I am trying to use BRCA data downloaded using TCGAbiolinks to do a differential expression analysis.
I want to do an analysis of the matched-paired tumour-normal samples but can't work out how to identify these cases from the samples I have.
This is the code I have so far and my attempt to subset the data -
query.BRCA.tumour <- GDCquery(project = "TCGA-BRCA",
legacy = TRUE,
data.category = "Gene expression",
data.type = "Gene expression quantification",
platform = "Illumina HiSeq",
experimental.strategy = "RNA-Seq",
sample.type = "Primary solid Tumor",
file.type = "results")
GDCdownload(query.BRCA.tumour, files.per.chunk = 200)
prep.BRCA.tumour <- GDCprepare(query = query.BRCA.tumour,
save = TRUE,
summarizedExperiment = TRUE,
save.filename = "BRCAtumour.rda")
query.BRCA.normal <- GDCquery(project = "TCGA-BRCA",
legacy = TRUE,
data.category = "Gene expression",
data.type = "Gene expression quantification",
platform = "Illumina HiSeq",
experimental.strategy = "RNA-Seq",
sample.type = "Solid Tissue Normal",
file.type = "results")
GDCdownload(query.BRCA.normal, files.per.chunk = 200)

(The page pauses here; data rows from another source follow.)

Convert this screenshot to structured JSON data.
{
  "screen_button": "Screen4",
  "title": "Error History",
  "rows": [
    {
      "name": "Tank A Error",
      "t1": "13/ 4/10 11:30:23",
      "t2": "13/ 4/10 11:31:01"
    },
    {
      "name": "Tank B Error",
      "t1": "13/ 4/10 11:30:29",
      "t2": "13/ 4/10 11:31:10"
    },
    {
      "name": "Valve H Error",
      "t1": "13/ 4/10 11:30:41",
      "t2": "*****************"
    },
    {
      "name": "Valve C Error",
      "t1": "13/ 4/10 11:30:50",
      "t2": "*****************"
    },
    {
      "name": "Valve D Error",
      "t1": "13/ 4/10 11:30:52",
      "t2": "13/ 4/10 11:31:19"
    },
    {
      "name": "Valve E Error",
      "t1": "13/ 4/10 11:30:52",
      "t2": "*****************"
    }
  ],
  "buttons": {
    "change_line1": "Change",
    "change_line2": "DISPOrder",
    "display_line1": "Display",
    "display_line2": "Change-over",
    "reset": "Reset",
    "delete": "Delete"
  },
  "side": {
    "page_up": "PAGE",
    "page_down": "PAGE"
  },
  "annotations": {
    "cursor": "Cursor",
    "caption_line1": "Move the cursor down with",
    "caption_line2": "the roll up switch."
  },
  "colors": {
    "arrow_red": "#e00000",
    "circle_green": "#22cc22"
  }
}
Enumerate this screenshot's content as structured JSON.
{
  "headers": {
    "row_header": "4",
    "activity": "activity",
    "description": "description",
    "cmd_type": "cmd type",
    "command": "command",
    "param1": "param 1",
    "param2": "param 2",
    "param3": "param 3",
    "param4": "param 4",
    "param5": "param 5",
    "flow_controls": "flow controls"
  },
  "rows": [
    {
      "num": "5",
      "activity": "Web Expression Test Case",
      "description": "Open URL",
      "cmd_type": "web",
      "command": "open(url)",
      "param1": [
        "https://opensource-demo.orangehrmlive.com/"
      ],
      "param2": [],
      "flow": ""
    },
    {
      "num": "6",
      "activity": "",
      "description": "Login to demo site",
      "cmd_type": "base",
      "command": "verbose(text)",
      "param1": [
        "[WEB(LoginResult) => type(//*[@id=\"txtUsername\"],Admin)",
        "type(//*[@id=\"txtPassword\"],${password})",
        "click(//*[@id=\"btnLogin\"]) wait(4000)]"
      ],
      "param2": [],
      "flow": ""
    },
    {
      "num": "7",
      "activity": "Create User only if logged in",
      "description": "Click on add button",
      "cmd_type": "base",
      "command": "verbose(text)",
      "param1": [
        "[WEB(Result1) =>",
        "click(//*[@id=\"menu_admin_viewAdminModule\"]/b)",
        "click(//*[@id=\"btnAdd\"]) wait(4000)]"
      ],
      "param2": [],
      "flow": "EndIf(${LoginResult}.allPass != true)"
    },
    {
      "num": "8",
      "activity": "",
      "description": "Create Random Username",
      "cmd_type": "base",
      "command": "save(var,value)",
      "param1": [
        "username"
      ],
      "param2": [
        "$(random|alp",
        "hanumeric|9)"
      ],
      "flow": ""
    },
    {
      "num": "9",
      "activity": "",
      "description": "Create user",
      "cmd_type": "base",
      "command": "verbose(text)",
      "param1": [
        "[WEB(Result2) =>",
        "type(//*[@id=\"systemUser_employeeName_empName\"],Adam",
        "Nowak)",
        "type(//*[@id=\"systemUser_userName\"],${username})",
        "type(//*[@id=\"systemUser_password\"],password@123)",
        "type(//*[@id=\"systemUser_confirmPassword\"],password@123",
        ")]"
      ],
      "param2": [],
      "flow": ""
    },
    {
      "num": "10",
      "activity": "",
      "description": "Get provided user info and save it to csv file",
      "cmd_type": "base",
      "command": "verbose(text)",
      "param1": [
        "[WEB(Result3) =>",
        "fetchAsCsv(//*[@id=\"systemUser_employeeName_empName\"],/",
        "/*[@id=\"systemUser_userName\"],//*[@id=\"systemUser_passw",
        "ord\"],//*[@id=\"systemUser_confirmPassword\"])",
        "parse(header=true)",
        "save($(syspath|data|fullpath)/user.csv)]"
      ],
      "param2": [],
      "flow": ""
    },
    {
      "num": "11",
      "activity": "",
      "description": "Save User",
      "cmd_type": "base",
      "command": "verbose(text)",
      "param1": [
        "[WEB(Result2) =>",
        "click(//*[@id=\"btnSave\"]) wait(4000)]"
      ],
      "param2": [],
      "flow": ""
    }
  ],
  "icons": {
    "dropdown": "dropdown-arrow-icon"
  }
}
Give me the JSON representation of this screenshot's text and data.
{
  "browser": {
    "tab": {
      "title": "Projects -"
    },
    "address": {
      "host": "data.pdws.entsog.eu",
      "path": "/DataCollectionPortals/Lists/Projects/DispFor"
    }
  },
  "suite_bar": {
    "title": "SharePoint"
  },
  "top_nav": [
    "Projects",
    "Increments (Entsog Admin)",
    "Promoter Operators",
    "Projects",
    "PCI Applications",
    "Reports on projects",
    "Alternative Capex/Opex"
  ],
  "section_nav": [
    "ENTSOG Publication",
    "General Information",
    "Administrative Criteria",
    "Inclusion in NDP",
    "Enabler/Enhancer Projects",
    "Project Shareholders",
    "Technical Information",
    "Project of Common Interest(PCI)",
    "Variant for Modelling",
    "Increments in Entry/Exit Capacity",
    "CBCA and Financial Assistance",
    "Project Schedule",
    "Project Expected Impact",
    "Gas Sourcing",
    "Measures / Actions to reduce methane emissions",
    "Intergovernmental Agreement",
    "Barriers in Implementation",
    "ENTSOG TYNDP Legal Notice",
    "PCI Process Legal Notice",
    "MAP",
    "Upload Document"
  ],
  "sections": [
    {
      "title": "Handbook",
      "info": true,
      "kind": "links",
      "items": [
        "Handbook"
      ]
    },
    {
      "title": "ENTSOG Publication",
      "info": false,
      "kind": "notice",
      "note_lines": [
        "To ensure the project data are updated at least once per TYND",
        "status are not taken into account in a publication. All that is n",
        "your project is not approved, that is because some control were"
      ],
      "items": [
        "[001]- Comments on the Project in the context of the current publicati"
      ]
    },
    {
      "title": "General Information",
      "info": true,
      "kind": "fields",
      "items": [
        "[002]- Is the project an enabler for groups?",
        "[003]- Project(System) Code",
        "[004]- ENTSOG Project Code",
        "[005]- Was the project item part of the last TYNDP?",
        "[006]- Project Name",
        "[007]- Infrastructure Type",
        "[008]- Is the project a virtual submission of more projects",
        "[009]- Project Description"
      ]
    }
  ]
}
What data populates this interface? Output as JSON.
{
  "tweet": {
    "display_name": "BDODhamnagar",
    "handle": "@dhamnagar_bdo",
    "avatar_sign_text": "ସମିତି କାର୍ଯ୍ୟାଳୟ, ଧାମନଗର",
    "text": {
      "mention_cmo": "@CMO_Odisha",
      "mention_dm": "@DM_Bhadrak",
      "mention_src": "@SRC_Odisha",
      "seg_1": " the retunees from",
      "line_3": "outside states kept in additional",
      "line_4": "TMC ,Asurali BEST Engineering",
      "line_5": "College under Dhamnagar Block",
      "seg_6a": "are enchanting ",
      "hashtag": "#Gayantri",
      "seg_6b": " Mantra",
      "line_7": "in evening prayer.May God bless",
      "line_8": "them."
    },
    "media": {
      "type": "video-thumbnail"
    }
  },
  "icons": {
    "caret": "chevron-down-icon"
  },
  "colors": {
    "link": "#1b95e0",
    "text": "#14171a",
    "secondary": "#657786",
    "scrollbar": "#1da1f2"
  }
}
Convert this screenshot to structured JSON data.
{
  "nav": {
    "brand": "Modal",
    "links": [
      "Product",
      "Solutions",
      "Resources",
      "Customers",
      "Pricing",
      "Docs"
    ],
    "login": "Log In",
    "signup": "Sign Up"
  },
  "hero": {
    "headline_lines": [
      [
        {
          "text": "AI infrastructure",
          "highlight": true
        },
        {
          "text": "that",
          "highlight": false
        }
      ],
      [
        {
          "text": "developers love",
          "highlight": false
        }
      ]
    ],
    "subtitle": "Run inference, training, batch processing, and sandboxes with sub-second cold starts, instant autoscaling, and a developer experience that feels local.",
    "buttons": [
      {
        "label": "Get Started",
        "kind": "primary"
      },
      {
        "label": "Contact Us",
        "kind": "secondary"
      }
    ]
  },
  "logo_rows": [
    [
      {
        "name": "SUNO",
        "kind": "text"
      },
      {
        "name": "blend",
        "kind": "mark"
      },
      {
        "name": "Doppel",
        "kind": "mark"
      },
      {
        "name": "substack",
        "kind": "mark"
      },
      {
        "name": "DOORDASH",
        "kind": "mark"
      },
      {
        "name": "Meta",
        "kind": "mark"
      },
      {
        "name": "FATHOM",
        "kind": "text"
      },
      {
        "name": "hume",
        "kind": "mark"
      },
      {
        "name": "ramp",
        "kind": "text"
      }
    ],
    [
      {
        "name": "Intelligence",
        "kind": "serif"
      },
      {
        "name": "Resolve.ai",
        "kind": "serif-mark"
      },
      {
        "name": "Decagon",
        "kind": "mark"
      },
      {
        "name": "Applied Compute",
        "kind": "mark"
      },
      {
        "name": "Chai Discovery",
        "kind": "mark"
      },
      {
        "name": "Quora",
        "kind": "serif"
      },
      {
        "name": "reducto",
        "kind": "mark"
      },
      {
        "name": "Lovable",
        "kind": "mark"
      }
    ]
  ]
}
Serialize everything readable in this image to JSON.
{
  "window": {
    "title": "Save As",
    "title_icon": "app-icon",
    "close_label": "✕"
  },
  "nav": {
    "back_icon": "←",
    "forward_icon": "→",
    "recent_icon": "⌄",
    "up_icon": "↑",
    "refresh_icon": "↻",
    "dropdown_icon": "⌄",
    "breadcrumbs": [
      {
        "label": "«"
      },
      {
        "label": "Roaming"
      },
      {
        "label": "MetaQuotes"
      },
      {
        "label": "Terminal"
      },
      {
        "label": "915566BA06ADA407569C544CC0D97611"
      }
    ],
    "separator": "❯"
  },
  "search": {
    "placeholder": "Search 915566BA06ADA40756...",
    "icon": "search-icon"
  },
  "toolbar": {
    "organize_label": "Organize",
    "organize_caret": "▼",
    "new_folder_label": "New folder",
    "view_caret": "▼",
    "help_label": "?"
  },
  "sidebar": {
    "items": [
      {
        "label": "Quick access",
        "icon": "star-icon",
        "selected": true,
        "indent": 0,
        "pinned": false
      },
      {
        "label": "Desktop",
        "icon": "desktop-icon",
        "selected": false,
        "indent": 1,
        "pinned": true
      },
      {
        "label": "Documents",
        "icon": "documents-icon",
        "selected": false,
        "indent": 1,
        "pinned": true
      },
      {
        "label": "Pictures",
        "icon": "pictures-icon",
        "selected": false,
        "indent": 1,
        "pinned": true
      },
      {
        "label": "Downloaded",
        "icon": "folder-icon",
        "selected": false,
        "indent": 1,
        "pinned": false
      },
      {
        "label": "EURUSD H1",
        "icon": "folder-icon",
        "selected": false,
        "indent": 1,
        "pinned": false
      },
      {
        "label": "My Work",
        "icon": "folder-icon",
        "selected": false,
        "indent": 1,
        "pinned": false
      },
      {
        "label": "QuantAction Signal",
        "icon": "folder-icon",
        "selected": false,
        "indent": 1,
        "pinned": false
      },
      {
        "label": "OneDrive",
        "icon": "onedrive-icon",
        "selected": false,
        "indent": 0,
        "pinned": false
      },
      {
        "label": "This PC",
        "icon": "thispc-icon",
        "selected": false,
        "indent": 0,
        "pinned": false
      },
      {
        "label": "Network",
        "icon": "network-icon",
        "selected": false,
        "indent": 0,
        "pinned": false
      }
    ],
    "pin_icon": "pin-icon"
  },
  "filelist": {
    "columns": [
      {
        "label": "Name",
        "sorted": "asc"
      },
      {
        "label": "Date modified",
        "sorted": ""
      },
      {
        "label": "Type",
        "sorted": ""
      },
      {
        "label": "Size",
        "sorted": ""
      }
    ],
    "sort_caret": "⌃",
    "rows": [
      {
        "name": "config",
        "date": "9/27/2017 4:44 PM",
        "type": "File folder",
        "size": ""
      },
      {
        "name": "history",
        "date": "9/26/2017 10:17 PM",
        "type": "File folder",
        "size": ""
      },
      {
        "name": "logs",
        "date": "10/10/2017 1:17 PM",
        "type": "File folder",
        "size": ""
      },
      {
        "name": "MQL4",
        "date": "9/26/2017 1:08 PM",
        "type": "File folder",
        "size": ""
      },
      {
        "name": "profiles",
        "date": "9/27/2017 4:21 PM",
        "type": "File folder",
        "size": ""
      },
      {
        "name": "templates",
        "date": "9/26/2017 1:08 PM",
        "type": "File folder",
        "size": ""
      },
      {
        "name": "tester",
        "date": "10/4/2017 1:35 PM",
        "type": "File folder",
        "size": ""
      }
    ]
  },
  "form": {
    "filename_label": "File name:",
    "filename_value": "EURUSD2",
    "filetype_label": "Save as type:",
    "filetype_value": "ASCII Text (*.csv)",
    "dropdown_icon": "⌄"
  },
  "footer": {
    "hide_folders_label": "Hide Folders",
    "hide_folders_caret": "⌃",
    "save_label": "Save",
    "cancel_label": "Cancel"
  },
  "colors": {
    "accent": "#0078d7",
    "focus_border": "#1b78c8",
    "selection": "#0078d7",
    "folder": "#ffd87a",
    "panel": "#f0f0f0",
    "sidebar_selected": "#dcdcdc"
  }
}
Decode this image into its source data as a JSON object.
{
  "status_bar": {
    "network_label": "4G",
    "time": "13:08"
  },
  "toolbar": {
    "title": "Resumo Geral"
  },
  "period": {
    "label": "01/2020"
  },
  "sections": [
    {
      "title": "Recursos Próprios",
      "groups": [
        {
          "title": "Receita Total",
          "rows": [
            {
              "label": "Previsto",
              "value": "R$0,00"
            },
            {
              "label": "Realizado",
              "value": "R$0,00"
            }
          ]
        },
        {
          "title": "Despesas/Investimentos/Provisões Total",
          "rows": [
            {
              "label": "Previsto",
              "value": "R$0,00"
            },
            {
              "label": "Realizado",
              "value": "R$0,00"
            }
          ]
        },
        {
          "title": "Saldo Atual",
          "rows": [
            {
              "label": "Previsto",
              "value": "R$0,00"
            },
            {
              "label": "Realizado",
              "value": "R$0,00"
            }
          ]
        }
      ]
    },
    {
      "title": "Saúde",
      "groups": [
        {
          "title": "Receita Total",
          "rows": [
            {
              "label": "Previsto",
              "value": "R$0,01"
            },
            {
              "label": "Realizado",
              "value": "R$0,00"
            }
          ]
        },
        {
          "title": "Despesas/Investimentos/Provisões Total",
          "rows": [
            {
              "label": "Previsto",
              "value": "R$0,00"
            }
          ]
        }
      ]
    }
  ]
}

prep.BRCA.normal <- GDCprepare(query = query.BRCA.normal,
save = TRUE,
save.filename = "BRCAnormal.rda",
summarizedExperiment = TRUE)
Matched.Samples.Normal <- subset(prep.BRCA.normal,
select = colData(prep.BRCA.normal)$patient
%in% colData(prep.BRCA.tumour)$patient)
Matched.Samples.Tumour<- subset(prep.BRCA.tumour,
select = colData(prep.BRCA.normal)$patient
%in% colData(prep.BRCA.tumour)$patient)
The download works perfectly and I have used the prep.BRCA objects for unmatched DEA analysis without any trouble.
However, the results I get for the Matched.Samples.Normal and .Tumour are RangedSummarizedExperiments with the same number of samples as the original prep.BRCA.normal and .tumour rather than the expected 112 matched paired that I know are available.
Can anyone shed some light as to why it isn't working and provide a solution?
Thank you.
Ah thank you so much, such a silly error!
When I used GDCDataCommons to identify files for matched paired samples for gene expression it came back with 112 but using the correct code with TCGAbiolinks find 113 which is a bit confusing.